Clemente, al hablar de las mujeres que llevan oro, se ocupan en rizar sus cabellos pintarse los ojos, teñirse el pelo, y que en general practican las “artes del lujo”, dijo que en verdad estaban imitando a las egipcias. Además citó poetas paganos para mostrar que hasta algunos de ellos estaban disgustados de tales modas; ¡cuánto más esas cosas debían ser rechazadas por aquellos que conocían la verdad! (Id., tomo 2, pág. 272). También habló acerca de sandalias ornamentadas a las cuales se habían aplicado “clavos en las suelas en hileras retorcidas”. A estos “artificios dañinos” el cristiano debía decirles “adiós” (Id., pág. 267). Después de citar la declaración de Jesús acerca del vestido que aparece en Lucas 12:22-28, “considerad los lirios”, y “si así viste Dios la hierba”, Clemente enumera algunos de los engaños que según él podían compararse con la hierba que hoy es y mañana es echada al horno: el amor al adorno, joyas, oro, cabello artificial, entrelazar los bucles, teñir los ojos, depilar, pintarse con colorete y albayalde, y teñido de cabello (Id., pág. 264).
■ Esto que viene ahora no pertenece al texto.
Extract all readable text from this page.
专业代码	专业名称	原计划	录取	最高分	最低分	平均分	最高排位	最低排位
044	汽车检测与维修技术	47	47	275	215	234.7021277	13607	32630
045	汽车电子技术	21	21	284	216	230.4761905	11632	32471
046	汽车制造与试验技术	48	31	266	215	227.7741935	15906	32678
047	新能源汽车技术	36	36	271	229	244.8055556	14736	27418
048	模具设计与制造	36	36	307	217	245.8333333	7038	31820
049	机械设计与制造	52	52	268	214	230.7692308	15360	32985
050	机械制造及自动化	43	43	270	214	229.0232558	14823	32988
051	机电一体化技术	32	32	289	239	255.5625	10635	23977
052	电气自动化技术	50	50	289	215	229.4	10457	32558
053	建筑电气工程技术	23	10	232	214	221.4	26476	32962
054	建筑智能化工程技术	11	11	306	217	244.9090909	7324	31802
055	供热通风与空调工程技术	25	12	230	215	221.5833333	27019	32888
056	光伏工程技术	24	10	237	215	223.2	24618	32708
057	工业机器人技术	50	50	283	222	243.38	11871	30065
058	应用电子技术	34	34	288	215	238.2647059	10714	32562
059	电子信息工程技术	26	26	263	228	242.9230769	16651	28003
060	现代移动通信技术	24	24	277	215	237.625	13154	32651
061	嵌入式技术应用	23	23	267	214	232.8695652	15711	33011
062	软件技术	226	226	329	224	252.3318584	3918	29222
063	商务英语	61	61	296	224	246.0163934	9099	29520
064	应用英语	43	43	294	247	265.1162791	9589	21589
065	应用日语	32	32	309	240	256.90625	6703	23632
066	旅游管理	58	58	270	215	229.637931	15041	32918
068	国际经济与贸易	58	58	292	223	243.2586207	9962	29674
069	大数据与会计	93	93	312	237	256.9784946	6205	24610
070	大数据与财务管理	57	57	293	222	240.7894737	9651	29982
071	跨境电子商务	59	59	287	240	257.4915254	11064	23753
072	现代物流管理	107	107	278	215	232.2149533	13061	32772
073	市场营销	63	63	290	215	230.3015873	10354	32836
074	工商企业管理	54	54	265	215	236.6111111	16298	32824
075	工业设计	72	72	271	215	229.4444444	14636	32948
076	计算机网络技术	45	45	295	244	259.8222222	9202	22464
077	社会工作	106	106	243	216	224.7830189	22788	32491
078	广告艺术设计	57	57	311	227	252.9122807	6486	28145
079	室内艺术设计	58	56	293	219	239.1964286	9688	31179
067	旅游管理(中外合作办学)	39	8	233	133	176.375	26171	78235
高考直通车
Como sugerencia positiva, recomendaba que en lugar de llevar piedras preciosas y perlas, cosas que atraen a las “personas simples” que aman exhibirlas, los cristianos debieran adornarse con la “Palabra de Dios”, Jesús, la Perla de gran precio (Id., pág. 267). Es interesante notar que él aconsejaba que en lugar de embadurnarse el rostro con artificiosos afeites, usasen el adorno de la salud, a saber la temperancia en las bebidas, la moderación en la alimentación, cosas que “son eficaces en proporcionar la belleza según la naturaleza” (Id., pág. 287).
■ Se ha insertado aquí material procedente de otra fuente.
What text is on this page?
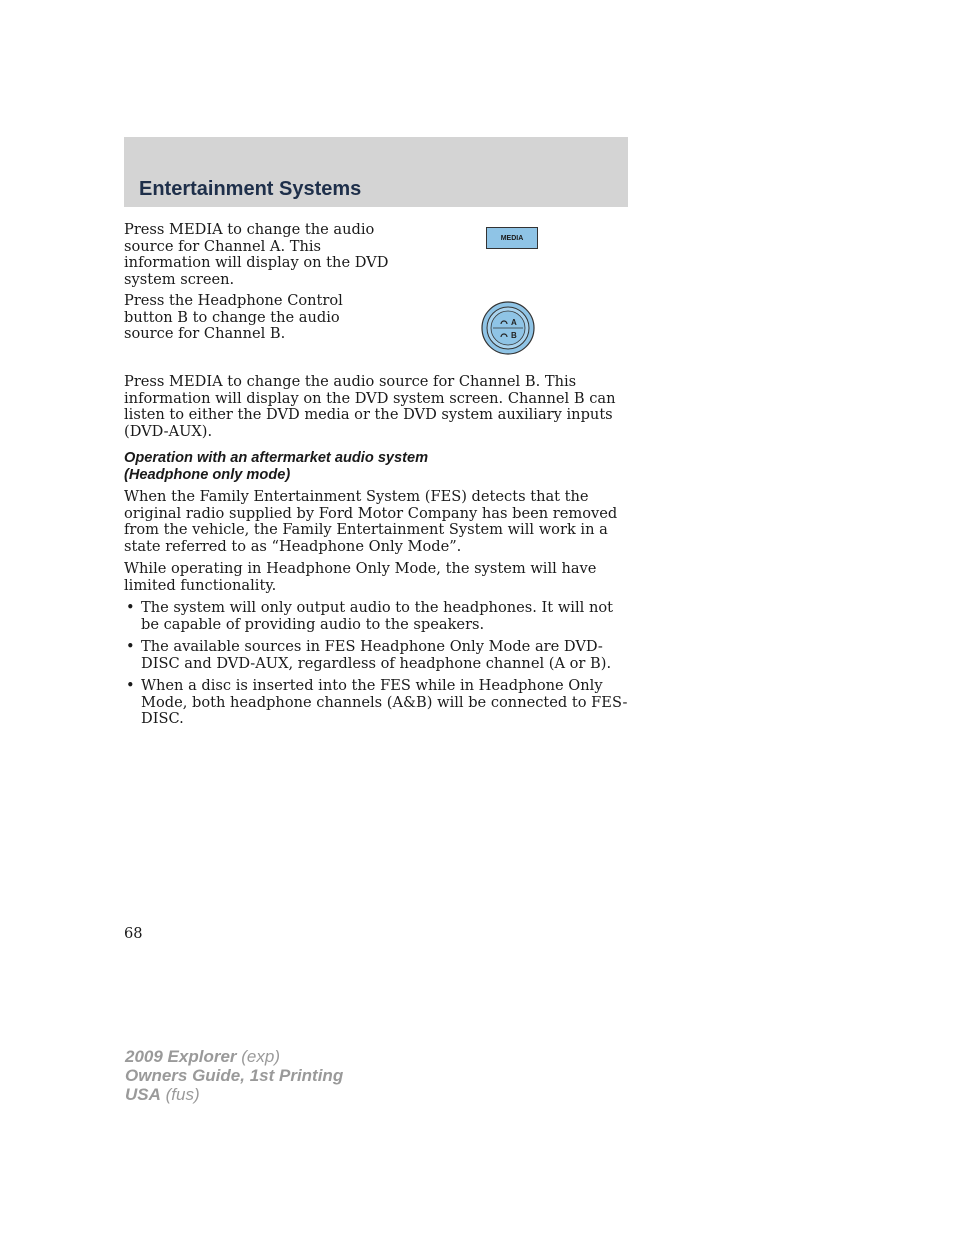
Entertainment Systems

Press MEDIA to change the audio source for Channel A. This information will display on the DVD system screen.

Press the Headphone Control button B to change the audio source for Channel B.

MEDIA
A
B

Press MEDIA to change the audio source for Channel B. This information will display on the DVD system screen. Channel B can listen to either the DVD media or the DVD system auxiliary inputs (DVD-AUX).

Operation with an aftermarket audio system
(Headphone only mode)

When the Family Entertainment System (FES) detects that the original radio supplied by Ford Motor Company has been removed from the vehicle, the Family Entertainment System will work in a state referred to as “Headphone Only Mode”.

While operating in Headphone Only Mode, the system will have limited functionality.

• The system will only output audio to the headphones. It will not be capable of providing audio to the speakers.
• The available sources in FES Headphone Only Mode are DVD-DISC and DVD-AUX, regardless of headphone channel (A or B).
• When a disc is inserted into the FES while in Headphone Only Mode, both headphone channels (A&B) will be connected to FES-DISC.
68
2009 Explorer (exp)
Owners Guide, 1st Printing
USA (fus)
LOS SUSPIROS POR LA JUVENTUD

Tertuliano también parecía preocupado por el aspecto de la salud cuando hablaba del peligro de atormentar la piel con lociones, mancharla con colorete y alargar la línea de los ojos con tintura negra. Parecía que pensaba que las personas que seguían tales prácticas debían estar insatisfechas de las habilidades plásticas de Dios. Se explayaba en explicar los efectos perjudiciales de la tintura de azafrán para el cabello, pero lo que era aún peor en su opinión era el hecho que los que cambiaban el color de su cabello estaban desmintiendo al Señor, que había dicho: “No puedes hacer blanco o negro un solo cabello”. Además, los que querían ocultar su edad o suspirar por la juventud cambiando el color de su cabello, debían avergonzarse. “Cuando más trate de esconderse la edad avanzada, más fácilmente se echará de ver” (Treasury of Christianity, págs. 61, 62).
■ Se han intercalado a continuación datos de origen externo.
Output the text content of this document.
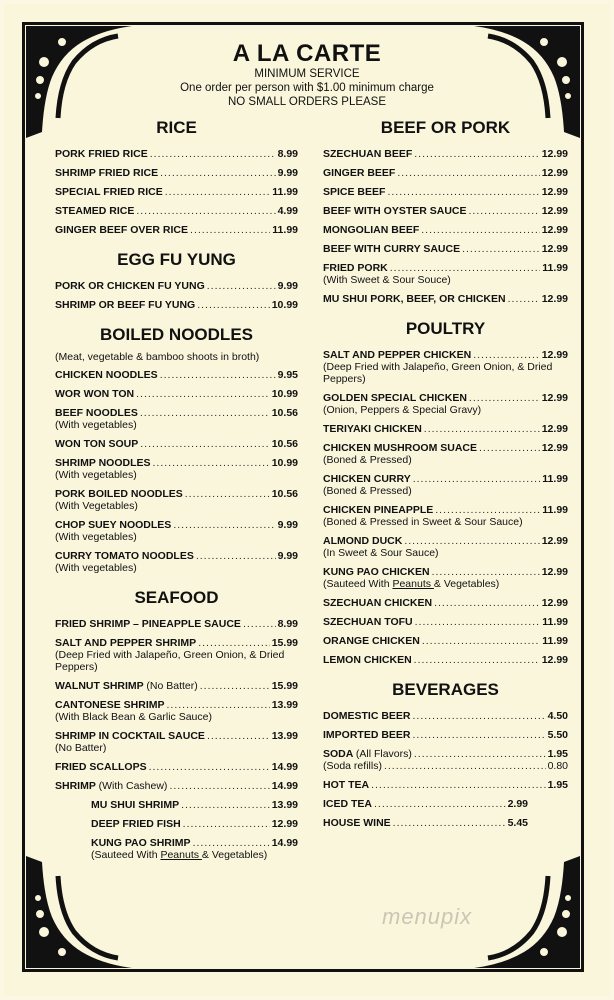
A LA CARTE
MINIMUM SERVICE
One order per person with $1.00 minimum charge
NO SMALL ORDERS PLEASE
RICE
PORK FRIED RICE .....	8.99
SHRIMP FRIED RICE .....	9.99
SPECIAL FRIED RICE .....	11.99
STEAMED RICE .....	4.99
GINGER BEEF OVER RICE .....	11.99
EGG FU YUNG
PORK OR CHICKEN FU YUNG .....	9.99
SHRIMP OR BEEF FU YUNG .....	10.99
BOILED NOODLES
(Meat, vegetable & bamboo shoots in broth)
CHICKEN NOODLES .....	9.95
WOR WON TON .....	10.99
BEEF NOODLES .....	10.56
(With vegetables)
WON TON SOUP .....	10.56
SHRIMP NOODLES .....	10.99
(With vegetables)
PORK BOILED NOODLES .....	10.56
(With Vegetables)
CHOP SUEY NOODLES .....	9.99
(With vegetables)
CURRY TOMATO NOODLES .....	9.99
(With vegetables)
SEAFOOD
FRIED SHRIMP – PINEAPPLE SAUCE .....	8.99
SALT AND PEPPER SHRIMP .....	15.99
(Deep Fried with Jalapeño, Green Onion, & Dried Peppers)
WALNUT SHRIMP (No Batter) .....	15.99
CANTONESE SHRIMP .....	13.99
(With Black Bean & Garlic Sauce)
SHRIMP IN COCKTAIL SAUCE .....	13.99
(No Batter)
FRIED SCALLOPS .....	14.99
SHRIMP (With Cashew) .....	14.99
MU SHUI SHRIMP .....	13.99
DEEP FRIED FISH .....	12.99
KUNG PAO SHRIMP .....	14.99
(Sauteed With Peanuts & Vegetables)
BEEF OR PORK
SZECHUAN BEEF .....	12.99
GINGER BEEF .....	12.99
SPICE BEEF .....	12.99
BEEF WITH OYSTER SAUCE .....	12.99
MONGOLIAN BEEF .....	12.99
BEEF WITH CURRY SAUCE .....	12.99
FRIED PORK .....	11.99
(With Sweet & Sour Souce)
MU SHUI PORK, BEEF, OR CHICKEN .....	12.99
POULTRY
SALT AND PEPPER CHICKEN .....	12.99
(Deep Fried with Jalapeño, Green Onion, & Dried Peppers)
GOLDEN SPECIAL CHICKEN .....	12.99
(Onion, Peppers & Special Gravy)
TERIYAKI CHICKEN .....	12.99
CHICKEN MUSHROOM SUACE .....	12.99
(Boned & Pressed)
CHICKEN CURRY .....	11.99
(Boned & Pressed)
CHICKEN PINEAPPLE .....	11.99
(Boned & Pressed in Sweet & Sour Sauce)
ALMOND DUCK .....	12.99
(In Sweet & Sour Sauce)
KUNG PAO CHICKEN .....	12.99
(Sauteed With Peanuts & Vegetables)
SZECHUAN CHICKEN .....	12.99
SZECHUAN TOFU .....	11.99
ORANGE CHICKEN .....	11.99
LEMON CHICKEN .....	12.99
BEVERAGES
DOMESTIC BEER .....	4.50
IMPORTED BEER .....	5.50
SODA (All Flavors) .....	1.95
(Soda refills) .....	0.80
HOT TEA .....	1.95
ICED TEA .....	2.99
HOUSE WINE .....	5.45
menupix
Tertuliano fue muy cuidadoso en puntualizar que él no estaba aprobando la dejadez, el escualor o la falta de prolijidad en la apariencia personal. “Sólo exponemos el límite, los alcances y la justa medida del adorno corporal”, dijo. “No debéis ir más allá de la línea a la cual la simple y suficiente elegancia limita sus deseos, la línea que agrada a Dios” (Ibid.).

LOS EXTREMISMOS

Así quedaron expuestas las normas del cristianismo primitivo. Pero a medida que la iglesia crecía y se hacía más popular, se perdieron de vista muchos de los primitivos ideales y las elevadas normas fueron puestas a un lado para ser sustituidas por las más placenteras costumbres del paganismo que se estaban gradualmente infiltrando en la iglesia. En efecto, hubo un período en la historia de la iglesia cuando la degradación moral y la corrupción de las normas llegaron a ser tan grande que los cristianos más espirituales reaccionaron con demasiado vigor en llevar a cabo los ideales de sencillez y abnegación. Sabemos y creemos que Dios no exige y no se agrada en forma especial con meros actos de austeridad y mortificaciones de la carne. Sin embargo hacemos bien en admirar por lo menos el espíritu y la devoción que caracteriza a muchos de los santos de Dios a través de las edades, quienes con el mejor conocimiento de que disponían y en las circunstancias que los rodeaban, practicaron los principios de la piedad primitiva.

MARCELA, PAULA Y ELISABET

Una mujer con esas características fue Marcela (325-410), una acaudalada viuda romana que consagró su vida a la iglesia y estableció una de las primeras comunidades religiosas. Se dice de ella que fue extremadamente discreta en todo momento, y que como protesta contra el “inmenso despliegue de espléndidos vestidos que entonces estaban de moda y contra las horas dedicadas a pintarse la cara y a enrularse el pelo ante el espejo, se vestía con un rústico manto de color pardo. Su apariencia la señalaba como consagrada a una vida religiosa y abnegada” (Edith Deen, Great Women of the Christian Faith, pág. 19).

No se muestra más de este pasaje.